Dr Jean-Pierre Aubert, médecin généraliste

Références :

1. Inserm. Alcool et santé : lutter contre un fardeau à multiples visages. 25 octobre 2021.

2. Santé Publique France. Consommation d’alcool, comportements et conséquences pour la santé. BEH n° 5-6. 19 février 2019.

3. Société française d’alcoologie. Mésusage de l’alcool : dépistage, diagnostic et traitement. Recommandation de bonne pratique.
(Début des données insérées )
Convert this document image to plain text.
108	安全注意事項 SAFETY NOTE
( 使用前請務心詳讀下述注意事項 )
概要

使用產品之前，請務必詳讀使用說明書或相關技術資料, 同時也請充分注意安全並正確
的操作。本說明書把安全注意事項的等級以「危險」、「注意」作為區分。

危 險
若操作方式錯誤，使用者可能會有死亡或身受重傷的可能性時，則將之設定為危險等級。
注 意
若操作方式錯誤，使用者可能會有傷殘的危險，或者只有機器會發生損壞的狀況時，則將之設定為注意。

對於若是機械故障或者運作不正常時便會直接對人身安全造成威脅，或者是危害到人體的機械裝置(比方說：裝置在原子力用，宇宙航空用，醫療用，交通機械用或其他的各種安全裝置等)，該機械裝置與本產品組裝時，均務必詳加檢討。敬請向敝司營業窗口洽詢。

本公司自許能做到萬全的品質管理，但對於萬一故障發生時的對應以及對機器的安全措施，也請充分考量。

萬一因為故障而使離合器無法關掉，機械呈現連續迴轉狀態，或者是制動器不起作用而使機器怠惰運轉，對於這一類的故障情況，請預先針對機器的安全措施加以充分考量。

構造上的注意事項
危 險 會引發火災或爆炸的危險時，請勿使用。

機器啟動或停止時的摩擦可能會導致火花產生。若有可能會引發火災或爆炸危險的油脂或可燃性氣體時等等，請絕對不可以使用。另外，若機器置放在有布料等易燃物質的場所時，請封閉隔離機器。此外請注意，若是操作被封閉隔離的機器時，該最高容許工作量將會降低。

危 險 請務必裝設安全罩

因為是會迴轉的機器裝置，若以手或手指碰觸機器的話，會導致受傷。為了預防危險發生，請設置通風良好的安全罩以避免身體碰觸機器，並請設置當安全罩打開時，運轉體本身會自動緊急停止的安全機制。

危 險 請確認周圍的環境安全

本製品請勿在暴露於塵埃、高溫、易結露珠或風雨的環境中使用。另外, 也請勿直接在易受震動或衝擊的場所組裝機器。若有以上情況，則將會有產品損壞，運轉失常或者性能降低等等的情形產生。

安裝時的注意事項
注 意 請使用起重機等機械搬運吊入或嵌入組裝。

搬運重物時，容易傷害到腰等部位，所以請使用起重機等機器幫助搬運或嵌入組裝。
Alcoologie et Addictologie 2015;37(1):5-84.

4. Lécallier D. Entretien motivationnel chez l’alcoolodépendant. Rev Prat Med Gen 2013;27(896):164-5.

5. Cheng HY, McGuinness LA, Elbers RG, et al. Treatment interventions to maintain abstinence from alcohol in primary care: systematic review and network meta-analysis. BMJ, 25 novembre 2020.

6. Mission interministérielle de lutte contre les drogues et les conduites addictives. Alcool, tabac, drogues, écrans : plan national de mobilisation contre les addictions 2018-2022. 8 février 2019.

7. Aubert JP. Histoires d’alcool. Peut-on en parler à son médecin ? Éditions du Cerf, 2021.